The latest information on the rating, including rating reports and related methodologies, is available on this LINK.
Rating action
Scope Ratings GmbH (Scope) has today affirmed its BBB/Stable issuer rating for Danish industrial conglomerate Schouw & Co (Schouw). Scope has also affirmed the BBB rating on senior unsecured debt, as well as the short-term debt rating of S-2.
The full list of rating actions and rated entities is at the end of this rating action release.
Key rating drivers
Business risk profile: BBB- (unchanged). Scope categorises Schouw as an industrial conglomerate. The group has a portfolio of six wholly owned and fully consolidated companies with operational and financing integration.
Schouw’s overall market position benefits from the strong position of its biggest subsidiary, BioMar, in the global fish feed market. It remains weakened by the significant EBITDA contribution from companies which are largely regional players with less market power.
The main support for Schouw's business risk profile is the highly diversified service and product offering of its six portfolio companies. Diversification is somewhat restrained by the exposure to just two portfolio companies, BioMar and GPV, which together account for around 70% of Schouw's consolidated EBITDA. Exposure to the fish feed business (around 45% of EBITDA) and in particular to salmon feed (around 30% of EBITDA) is relatively high. The heavy dependency on BioMar is somewhat offset by the low cyclicality of the fish feed business. Despite increased cyclicality following the Enics acquisition, Scope notes that around 60% of consolidated EBITDA comes from less cyclical businesses (BioMar, Fibertex Personal Care and Borg Automotive).
Scope considers Schouw's customer structure to be sufficiently granular. Although there is a certain degree of dependence on single customers at the company level, no single customer accounts for more than 5% of the group's consolidated revenue.
Despite a slight improvement in 2023, Schouw’s moderate operating profitability (Scope-adjusted EBITDA margins of 7%-11% in 2007-2023) in a peer group context still restrains its business risk profile. The group’s overall profitability continues to be largely determined by the profitability of BioMar due to its relative size (around 44% EBITDA share in 2023). With an EBITDA share of around 26% in 2023, GPV’s importance for Schouw’s overall profitability has increased following the acquisition of Enics.

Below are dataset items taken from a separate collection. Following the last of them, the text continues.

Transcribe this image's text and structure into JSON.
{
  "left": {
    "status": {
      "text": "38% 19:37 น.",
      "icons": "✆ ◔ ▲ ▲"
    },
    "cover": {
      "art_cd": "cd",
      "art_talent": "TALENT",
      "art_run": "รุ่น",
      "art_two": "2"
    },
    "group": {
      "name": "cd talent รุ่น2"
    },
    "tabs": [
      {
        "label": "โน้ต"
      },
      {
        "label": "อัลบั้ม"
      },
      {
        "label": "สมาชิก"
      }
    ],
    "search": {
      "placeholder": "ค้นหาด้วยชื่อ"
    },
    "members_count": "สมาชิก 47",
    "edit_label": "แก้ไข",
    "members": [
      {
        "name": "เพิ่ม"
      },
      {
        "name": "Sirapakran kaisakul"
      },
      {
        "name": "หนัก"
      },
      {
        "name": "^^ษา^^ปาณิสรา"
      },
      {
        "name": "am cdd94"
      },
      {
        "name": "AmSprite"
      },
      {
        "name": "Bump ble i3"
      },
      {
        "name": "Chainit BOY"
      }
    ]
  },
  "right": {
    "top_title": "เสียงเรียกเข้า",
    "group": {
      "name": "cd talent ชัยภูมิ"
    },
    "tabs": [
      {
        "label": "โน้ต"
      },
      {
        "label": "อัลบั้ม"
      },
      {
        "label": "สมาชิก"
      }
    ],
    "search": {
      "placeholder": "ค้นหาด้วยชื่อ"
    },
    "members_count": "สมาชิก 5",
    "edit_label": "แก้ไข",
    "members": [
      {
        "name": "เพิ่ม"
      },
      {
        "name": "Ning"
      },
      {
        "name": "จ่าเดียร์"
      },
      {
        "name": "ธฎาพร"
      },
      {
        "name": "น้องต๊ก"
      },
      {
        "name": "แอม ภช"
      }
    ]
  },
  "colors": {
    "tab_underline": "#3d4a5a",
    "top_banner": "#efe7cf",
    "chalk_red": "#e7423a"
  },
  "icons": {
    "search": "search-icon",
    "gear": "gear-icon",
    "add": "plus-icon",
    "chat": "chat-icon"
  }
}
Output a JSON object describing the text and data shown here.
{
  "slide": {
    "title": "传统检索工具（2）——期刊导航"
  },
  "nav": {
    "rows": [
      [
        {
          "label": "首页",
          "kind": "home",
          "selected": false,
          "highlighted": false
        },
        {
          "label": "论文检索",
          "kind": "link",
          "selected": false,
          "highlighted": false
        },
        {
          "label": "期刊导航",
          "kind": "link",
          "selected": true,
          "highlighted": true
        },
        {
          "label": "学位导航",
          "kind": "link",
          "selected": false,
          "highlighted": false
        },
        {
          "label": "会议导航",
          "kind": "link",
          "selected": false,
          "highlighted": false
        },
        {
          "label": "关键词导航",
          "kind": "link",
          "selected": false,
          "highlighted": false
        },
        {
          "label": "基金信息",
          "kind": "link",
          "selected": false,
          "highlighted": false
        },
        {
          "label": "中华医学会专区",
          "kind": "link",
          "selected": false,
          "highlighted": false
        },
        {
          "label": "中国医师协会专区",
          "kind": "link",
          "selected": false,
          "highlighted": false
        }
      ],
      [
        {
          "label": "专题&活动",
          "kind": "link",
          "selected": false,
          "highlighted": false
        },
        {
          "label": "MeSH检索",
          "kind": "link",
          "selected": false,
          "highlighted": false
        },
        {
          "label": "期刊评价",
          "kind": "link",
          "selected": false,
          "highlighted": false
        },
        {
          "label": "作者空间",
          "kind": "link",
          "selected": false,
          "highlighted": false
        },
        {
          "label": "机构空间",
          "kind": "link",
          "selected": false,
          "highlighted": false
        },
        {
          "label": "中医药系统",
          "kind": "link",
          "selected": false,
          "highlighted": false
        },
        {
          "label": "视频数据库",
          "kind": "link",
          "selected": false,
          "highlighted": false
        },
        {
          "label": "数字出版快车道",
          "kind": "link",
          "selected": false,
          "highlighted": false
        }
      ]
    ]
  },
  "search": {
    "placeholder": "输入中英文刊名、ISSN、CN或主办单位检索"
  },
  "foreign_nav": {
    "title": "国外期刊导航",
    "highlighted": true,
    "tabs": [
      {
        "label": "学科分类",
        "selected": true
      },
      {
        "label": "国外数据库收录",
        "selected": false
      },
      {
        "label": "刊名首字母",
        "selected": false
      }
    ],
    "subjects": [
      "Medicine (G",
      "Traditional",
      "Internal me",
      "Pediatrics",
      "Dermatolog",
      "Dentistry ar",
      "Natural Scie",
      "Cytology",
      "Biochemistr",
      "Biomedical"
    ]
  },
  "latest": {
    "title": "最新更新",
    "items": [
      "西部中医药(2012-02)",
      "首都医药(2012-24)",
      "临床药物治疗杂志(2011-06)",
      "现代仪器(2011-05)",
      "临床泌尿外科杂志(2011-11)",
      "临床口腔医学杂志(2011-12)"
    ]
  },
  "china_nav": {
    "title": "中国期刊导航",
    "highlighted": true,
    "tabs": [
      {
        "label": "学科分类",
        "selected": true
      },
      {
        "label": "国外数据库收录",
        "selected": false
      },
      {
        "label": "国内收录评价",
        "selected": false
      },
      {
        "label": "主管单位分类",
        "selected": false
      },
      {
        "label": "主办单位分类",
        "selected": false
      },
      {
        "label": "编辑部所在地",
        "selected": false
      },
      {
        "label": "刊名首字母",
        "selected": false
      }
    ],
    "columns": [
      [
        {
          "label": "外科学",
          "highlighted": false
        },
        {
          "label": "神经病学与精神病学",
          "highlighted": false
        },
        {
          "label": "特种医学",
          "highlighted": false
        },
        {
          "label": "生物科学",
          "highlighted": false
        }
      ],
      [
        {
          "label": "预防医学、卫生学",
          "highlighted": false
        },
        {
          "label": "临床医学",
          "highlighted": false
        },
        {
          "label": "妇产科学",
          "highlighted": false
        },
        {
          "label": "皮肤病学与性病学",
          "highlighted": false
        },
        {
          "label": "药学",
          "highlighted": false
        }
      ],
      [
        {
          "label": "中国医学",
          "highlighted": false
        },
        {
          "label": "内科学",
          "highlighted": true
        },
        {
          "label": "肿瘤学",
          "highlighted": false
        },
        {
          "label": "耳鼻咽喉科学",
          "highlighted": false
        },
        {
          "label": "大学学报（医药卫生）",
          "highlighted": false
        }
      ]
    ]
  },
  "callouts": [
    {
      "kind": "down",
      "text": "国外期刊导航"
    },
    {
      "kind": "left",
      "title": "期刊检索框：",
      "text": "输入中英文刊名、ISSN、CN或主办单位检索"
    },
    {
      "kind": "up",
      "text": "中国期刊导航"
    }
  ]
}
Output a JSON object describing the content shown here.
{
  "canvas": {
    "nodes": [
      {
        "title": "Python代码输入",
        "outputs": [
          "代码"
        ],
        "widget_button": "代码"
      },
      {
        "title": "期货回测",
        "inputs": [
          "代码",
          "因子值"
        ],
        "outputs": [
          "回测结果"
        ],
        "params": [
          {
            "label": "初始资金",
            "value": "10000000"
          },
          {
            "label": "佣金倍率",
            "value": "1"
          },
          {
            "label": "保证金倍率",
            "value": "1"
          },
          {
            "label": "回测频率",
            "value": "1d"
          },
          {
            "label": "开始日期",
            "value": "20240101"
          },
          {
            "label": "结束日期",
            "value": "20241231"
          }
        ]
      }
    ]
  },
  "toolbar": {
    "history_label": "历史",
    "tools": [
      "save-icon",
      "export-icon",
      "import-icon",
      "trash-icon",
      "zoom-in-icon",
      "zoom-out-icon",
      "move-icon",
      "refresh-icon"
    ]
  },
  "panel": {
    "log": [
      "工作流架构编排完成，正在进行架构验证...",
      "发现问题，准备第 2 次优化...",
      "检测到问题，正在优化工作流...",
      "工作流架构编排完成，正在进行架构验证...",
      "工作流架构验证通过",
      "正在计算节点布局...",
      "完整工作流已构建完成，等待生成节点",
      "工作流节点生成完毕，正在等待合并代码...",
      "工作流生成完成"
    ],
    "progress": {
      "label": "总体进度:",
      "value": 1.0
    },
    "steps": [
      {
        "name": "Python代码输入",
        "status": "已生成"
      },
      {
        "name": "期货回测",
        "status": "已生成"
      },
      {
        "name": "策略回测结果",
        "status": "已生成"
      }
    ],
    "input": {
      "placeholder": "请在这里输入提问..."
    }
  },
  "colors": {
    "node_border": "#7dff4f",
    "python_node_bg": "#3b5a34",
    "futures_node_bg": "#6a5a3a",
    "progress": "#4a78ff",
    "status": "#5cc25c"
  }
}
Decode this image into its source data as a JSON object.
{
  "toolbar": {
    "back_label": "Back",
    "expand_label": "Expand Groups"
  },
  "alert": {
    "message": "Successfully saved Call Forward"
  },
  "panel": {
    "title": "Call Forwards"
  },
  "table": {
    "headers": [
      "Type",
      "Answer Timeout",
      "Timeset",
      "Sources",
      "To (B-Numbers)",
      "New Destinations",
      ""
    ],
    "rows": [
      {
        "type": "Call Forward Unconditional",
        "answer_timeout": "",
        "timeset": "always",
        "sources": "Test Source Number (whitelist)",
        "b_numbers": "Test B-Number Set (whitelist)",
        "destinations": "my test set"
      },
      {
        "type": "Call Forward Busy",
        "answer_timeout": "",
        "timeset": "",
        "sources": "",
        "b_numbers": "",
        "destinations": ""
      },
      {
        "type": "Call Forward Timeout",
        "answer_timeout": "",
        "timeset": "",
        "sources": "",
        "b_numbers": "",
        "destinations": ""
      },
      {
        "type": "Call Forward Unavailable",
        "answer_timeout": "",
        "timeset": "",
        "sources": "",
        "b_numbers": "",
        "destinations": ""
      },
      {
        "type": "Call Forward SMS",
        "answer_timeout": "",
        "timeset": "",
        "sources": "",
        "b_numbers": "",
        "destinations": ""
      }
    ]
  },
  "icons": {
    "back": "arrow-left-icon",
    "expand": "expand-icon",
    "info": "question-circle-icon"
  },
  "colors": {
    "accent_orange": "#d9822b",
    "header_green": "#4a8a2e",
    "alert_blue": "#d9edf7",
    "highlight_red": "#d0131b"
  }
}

Scope-adjusted EBITDA increased from DKK 2.3bn in 2022 to a record DKK 2.9bn in 2023. This was driven by a consolidated revenue rise of 14% YoY to an all-time high of DKK 37.2bn. The rise was, in turn, thanks to acquired revenue of DKK 4.9bn and a slight improvement in the Scope-adjusted EBITDA margin from 7.1% in 2022 to 7.8% in 2023, largely due to BioMar's higher profitability. BioMar's improved profitability in 2023 is thanks to its commercial excellence programme, launched in 2023. The programme aims to improve margins, particularly in the salmon division, by reviewing each contract and exiting unattractive tenders and contracts. As a result, while salmon volumes in 2023 were down by around 4% YoY, reported EBITDA was up by about 26% YoY.
Following the release of the H1 2024 figures, Schouw has lowered its full year 2024 revenue guidance from DKK 34.8-37.3bn to DKK 34.2-36.4bn, in particular due to reduced expectations for BioMar and GPV. Scope has factored in revenue of around DKK 34.7bn in 2024 (down 6.8% YoY), at the lower end of the guidance range. For 2025, the agency has assumed a slight increase in revenue to around DKK 35.3bn (up 1.7%). This is mainly based on the assumption that BioMar's volumes will stabilise during 2024 and that GPV will return to growth. In contrast to revenues, Schouw has raised its 2024 EBITDA guidance for the second consecutive quarter to DKK 2,810-3,060m (previously DKK 2,740-3,040m), mainly due to stronger profitability at BioMar – up from 4.9% in H1 2023 to 8.7% in H1 2024. Scope has assumed a Scope-adjusted EBITDA of around DKK 2.9bn in 2024 (margin: 8.4%) and about DKK 3.0bn in 2025 (margin: 8.5%).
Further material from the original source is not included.